Estou consciente desse compromisso. Tento fazer o melhor,
sustentando a estabilidade do lar. No entanto, não é fácil. Às
vezes perco o controle. Envergonho-me das brigas em que me
envolvo... convenhamos, porém, que ninguém é de ferro...
Mário Vicente
suspirou, emocionado:
- Sinto falta de
um relacionamento familiar sustentado por legítima afinidade.
Todos olhando na mesma direção, empenhados em cultivar a paz, o
trabalho do bem, a amizade, a compreensão... Seria o Paraíso!
Vejo-me como um retardatário, preso a compromissos decorrentes
de besteiras que andei cometendo purgando meus débitos.
Certamente aprontei muito!
- Espera alcançar
a família espiritual?
- Claro! Hei de
cumprir minhas obrigações, fazendo o melhor, a fim de merecer um
retorno ao convívio de meus queridos, em estágios mais altos...

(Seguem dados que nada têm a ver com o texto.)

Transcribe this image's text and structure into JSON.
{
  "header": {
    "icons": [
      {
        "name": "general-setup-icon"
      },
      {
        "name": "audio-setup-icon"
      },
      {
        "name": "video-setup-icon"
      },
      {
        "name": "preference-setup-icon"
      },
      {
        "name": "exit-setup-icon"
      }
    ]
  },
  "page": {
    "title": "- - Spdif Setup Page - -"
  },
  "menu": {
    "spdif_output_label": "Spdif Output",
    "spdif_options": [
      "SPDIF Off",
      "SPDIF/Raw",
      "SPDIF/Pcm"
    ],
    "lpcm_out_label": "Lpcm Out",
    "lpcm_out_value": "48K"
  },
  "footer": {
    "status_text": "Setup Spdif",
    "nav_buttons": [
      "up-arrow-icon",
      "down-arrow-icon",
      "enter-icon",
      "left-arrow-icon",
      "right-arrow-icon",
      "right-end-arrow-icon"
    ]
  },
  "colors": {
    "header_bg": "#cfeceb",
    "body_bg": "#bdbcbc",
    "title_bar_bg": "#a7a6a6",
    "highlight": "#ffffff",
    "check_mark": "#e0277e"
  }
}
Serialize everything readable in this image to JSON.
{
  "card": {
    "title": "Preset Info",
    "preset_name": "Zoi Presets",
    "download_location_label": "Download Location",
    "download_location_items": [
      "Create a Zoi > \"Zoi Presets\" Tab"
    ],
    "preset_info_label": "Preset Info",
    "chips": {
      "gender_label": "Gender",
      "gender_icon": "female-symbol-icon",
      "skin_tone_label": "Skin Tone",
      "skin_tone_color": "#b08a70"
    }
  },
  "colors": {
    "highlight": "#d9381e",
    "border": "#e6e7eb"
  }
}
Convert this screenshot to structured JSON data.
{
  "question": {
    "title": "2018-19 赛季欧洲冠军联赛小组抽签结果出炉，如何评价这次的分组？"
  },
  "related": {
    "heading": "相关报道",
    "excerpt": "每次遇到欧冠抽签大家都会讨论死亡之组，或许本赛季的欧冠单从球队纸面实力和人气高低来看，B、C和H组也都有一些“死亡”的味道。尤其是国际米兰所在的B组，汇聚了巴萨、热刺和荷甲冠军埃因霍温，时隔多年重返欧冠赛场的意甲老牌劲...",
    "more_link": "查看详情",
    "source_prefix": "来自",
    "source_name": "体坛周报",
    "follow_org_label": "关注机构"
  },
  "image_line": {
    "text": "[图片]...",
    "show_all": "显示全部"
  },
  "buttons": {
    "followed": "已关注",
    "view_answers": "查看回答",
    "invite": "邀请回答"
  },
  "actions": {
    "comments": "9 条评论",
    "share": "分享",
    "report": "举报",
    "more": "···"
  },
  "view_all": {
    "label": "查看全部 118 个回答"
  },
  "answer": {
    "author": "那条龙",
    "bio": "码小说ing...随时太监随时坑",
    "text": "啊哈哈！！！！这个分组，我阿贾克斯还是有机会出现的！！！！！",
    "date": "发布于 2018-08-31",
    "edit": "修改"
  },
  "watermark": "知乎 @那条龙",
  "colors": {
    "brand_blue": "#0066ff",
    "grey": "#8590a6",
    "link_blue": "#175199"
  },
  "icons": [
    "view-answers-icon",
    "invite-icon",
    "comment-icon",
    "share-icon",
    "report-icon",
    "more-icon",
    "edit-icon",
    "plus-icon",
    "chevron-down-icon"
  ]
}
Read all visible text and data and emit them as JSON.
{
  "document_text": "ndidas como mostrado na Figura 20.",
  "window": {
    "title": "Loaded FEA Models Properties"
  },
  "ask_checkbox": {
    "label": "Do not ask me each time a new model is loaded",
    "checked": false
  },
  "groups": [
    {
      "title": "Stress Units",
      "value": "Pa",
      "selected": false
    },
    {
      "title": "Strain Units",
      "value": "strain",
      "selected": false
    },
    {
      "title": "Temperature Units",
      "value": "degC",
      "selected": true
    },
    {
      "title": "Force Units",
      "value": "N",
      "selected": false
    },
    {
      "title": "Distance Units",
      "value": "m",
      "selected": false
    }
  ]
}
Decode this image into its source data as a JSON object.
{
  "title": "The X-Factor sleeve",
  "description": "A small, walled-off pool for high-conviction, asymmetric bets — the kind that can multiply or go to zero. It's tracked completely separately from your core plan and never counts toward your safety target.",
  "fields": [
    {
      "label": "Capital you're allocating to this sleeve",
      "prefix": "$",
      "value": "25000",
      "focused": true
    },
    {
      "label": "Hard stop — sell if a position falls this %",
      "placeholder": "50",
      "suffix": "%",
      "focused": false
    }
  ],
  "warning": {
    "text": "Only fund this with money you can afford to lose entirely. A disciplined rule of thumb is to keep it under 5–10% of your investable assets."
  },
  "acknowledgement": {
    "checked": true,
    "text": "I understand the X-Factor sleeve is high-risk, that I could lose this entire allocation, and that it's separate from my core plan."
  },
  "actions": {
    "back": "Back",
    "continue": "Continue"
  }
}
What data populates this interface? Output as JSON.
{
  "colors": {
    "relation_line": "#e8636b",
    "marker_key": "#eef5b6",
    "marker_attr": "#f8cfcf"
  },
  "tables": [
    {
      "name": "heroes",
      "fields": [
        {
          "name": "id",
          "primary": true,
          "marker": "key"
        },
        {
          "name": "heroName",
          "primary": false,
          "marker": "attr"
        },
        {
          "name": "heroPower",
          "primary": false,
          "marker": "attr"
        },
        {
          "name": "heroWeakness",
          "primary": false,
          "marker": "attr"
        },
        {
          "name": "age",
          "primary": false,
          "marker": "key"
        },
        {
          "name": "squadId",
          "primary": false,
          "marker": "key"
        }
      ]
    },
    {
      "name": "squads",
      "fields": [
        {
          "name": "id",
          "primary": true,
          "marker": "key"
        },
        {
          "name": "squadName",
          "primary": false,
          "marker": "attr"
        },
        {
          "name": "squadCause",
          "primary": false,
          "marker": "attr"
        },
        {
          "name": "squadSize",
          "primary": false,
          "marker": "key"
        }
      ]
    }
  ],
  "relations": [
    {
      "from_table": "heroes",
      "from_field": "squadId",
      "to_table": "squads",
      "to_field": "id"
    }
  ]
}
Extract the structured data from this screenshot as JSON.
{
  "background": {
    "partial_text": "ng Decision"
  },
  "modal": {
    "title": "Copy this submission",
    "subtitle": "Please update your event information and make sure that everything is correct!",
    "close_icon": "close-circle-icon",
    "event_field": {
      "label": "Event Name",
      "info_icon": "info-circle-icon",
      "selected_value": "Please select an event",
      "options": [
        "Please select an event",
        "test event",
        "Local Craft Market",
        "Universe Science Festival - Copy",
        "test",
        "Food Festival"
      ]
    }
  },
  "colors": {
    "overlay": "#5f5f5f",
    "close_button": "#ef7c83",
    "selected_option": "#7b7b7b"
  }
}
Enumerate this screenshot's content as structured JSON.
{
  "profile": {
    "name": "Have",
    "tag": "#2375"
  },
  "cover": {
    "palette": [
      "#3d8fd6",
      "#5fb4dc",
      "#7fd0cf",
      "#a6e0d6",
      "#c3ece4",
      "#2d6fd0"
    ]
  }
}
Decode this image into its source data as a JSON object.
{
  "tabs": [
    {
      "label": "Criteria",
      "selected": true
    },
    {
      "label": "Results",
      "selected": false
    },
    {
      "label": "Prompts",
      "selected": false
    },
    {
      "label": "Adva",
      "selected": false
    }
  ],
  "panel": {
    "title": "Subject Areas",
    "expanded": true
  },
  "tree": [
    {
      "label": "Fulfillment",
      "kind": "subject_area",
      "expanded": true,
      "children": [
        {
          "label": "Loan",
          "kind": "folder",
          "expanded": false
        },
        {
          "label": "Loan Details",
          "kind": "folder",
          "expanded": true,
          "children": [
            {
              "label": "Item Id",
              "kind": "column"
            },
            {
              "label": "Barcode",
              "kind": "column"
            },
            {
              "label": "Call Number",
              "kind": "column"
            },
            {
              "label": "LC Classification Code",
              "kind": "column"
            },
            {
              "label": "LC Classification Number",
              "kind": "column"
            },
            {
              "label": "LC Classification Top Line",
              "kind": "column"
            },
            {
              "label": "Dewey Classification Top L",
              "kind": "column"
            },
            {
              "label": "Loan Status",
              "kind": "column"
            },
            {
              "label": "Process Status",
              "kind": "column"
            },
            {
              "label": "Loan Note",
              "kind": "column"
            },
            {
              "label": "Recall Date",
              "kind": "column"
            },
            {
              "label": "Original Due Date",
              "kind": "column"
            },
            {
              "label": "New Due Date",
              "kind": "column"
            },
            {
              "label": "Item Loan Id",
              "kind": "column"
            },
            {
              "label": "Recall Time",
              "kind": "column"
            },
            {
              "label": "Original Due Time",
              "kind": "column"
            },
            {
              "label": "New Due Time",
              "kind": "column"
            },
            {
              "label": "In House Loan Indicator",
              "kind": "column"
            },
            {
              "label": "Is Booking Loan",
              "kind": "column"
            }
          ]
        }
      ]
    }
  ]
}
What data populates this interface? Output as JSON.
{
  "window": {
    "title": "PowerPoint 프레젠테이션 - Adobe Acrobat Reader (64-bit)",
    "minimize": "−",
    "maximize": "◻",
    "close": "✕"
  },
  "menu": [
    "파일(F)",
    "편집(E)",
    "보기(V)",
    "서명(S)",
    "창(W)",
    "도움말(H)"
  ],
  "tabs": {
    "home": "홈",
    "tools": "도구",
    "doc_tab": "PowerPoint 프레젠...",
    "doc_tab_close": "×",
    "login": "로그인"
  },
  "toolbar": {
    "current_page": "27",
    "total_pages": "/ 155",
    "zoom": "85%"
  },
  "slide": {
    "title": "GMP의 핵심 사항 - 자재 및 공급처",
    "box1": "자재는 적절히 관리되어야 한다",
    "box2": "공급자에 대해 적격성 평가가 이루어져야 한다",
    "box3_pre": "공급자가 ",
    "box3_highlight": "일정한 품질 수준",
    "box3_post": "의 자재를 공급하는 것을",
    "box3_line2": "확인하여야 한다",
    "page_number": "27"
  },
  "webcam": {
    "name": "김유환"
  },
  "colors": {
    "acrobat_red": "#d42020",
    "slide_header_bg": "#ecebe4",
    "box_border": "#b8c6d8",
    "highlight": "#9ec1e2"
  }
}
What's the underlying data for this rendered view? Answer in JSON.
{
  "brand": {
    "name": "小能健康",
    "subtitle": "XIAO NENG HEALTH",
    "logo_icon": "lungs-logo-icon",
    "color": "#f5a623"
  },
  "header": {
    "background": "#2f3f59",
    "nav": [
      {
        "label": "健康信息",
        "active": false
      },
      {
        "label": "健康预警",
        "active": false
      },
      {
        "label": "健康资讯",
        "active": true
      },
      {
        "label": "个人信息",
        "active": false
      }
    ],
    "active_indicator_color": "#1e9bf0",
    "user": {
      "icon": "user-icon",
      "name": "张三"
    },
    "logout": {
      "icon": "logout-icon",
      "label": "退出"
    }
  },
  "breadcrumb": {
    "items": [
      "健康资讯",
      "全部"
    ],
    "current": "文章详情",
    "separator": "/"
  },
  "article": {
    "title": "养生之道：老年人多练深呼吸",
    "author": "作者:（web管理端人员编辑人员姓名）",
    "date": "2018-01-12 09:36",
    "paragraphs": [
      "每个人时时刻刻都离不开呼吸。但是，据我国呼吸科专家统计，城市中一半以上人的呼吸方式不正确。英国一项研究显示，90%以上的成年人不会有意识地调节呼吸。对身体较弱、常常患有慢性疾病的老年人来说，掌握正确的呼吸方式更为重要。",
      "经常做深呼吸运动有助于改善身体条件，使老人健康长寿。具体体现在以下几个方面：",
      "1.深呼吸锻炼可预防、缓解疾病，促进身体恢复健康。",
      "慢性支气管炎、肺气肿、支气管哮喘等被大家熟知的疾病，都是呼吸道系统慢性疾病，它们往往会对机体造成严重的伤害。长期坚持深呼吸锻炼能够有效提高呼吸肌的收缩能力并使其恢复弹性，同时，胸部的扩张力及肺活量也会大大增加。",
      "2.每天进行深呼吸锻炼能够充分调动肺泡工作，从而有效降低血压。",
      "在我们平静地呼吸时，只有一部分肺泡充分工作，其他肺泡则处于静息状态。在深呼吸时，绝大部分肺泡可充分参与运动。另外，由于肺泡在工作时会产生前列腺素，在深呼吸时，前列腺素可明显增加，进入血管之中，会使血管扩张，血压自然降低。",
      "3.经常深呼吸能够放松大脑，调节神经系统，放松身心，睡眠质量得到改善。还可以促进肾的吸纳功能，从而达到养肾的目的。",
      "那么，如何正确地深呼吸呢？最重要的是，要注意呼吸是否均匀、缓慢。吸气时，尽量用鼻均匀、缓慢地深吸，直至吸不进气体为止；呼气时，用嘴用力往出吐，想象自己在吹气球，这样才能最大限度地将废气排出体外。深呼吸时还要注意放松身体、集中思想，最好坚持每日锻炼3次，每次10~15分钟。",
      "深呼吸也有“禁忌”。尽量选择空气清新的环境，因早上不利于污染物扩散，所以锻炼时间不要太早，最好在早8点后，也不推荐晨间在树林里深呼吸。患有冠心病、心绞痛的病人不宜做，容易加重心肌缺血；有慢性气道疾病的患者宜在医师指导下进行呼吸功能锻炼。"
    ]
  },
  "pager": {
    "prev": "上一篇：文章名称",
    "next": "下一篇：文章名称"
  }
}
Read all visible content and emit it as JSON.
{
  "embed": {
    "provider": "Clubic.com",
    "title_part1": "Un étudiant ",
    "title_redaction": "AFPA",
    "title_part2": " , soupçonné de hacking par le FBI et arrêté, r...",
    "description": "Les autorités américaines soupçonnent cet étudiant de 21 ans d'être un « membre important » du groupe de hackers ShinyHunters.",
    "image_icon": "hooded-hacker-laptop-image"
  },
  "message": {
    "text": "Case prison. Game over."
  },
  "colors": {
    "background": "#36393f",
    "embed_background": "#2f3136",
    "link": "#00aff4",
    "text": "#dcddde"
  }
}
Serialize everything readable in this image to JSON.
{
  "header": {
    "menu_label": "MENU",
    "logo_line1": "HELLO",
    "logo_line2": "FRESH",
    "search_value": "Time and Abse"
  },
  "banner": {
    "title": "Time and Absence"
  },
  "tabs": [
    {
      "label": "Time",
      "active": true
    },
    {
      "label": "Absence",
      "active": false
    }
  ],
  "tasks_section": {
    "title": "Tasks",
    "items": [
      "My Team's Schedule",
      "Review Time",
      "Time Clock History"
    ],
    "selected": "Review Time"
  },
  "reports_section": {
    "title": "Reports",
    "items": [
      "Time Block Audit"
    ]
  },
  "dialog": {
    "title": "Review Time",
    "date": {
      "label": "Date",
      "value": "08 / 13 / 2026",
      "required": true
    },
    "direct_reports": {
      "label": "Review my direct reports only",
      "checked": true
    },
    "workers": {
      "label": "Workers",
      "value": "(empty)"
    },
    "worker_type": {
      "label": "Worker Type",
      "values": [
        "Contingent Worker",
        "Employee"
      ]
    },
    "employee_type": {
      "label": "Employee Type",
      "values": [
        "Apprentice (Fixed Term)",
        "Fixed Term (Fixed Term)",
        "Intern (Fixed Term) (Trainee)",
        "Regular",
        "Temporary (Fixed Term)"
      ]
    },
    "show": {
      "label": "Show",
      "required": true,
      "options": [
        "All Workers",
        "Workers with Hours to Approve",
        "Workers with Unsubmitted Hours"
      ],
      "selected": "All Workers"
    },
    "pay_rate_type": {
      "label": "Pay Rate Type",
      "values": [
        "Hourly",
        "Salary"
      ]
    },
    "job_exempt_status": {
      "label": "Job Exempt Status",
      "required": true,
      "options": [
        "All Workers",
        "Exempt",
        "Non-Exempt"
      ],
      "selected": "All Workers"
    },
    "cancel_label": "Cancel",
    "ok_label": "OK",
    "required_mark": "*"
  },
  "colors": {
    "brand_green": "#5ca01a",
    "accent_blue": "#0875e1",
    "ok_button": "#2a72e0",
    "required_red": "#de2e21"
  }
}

Tenho convicção de que uma companheira muito amada espera por
meu sucesso nas provações humanas para nos reunirmos.
Animado por seus
sonhos Mário Vicente esforçava-se para superar as dificuldades
de relacionamento junto à esposa e filhos. Tolerava suas
impertinências. Fazia de tudo para ajudá-los. Exercitava carinho
e compreensão.
O atendimento dos
compromissos junto à família humana haveria de lhe proporcionar
o sonhado reencontro com a família espiritual.
Passaram-se os
anos.
Os filhos casaram,
vieram netos, ampliou-se o grupo familiar, sucederam-se os
problemas, mas nosso herói até que conseguiu sair-se
relativamente bem, acumulando méritos.
Ao completar
setenta e dois anos regressou à Pátria Espiritual.
Espírita
esclarecido, não teve dificuldade para reconhecer-se livre do
escafandro de carne, amparado por generosos benfeitores.
Após os primeiros
tempos, já adaptado à nova situação, procurou dedicado
orientador da instituição socorrista que o abrigara.
Foi logo pedindo,
inspirado pelo ideal que acalentava:
- Estimaria, se
possível, receber noticias de minha família espiritual...
- Seus familiares
estão bem, nas lutas de sempre, sofrendo e aprendendo, como
todos os homens.
- Estão
reencarnados? Pensei que os encontraria aqui!
- Você conviveu
com eles até alguns meses atrás. Não sabe que continuam na
Terra?
- Não me refiro à
família humana. Anseio abraçar os entes queridos de priscas
eras, e, sobretudo, a amada perdida nas brumas do passado...
O mentor sorriu:
- Falou bonito,
mas está equivocado, meu amigo. Sua família espiritual é aquela
que lhe marcou a experiência na carne. Sua esposa é uma alma de
eleição. Os filhos são antigos companheiros de jornada
evolutiva. Desde remoto passado vocês vivem experiências em
comum.
- Mas, e os nossos
problemas de relacionamento?
- Haveriam de
experimentá-los mesmo que se transferissem para a esfera do
Cristo. Como ensinava o Mestre, ainda há muita dureza no coração
humano.
- Que devo fazer?
- Você se julgava
um retardatário. Na verdade, não obstante suas limitações, está
um pouco à frente do grupo familiar, ainda lento na aquisição de
valores espirituais. Tem, portanto, o dever de ajudá-lo. Foi
essa a sua tarefa na última existência. Será esse o seu
compromisso agora.
E Mário Vicente,
que tanto ansiara por sua família espiritual, constatou que
estivera com ela durante décadas, sem se dar conta disso.
Muita água rolaria
no rio da vida até que todos ganhassem asas, habilitando-se à
convivência perfeita.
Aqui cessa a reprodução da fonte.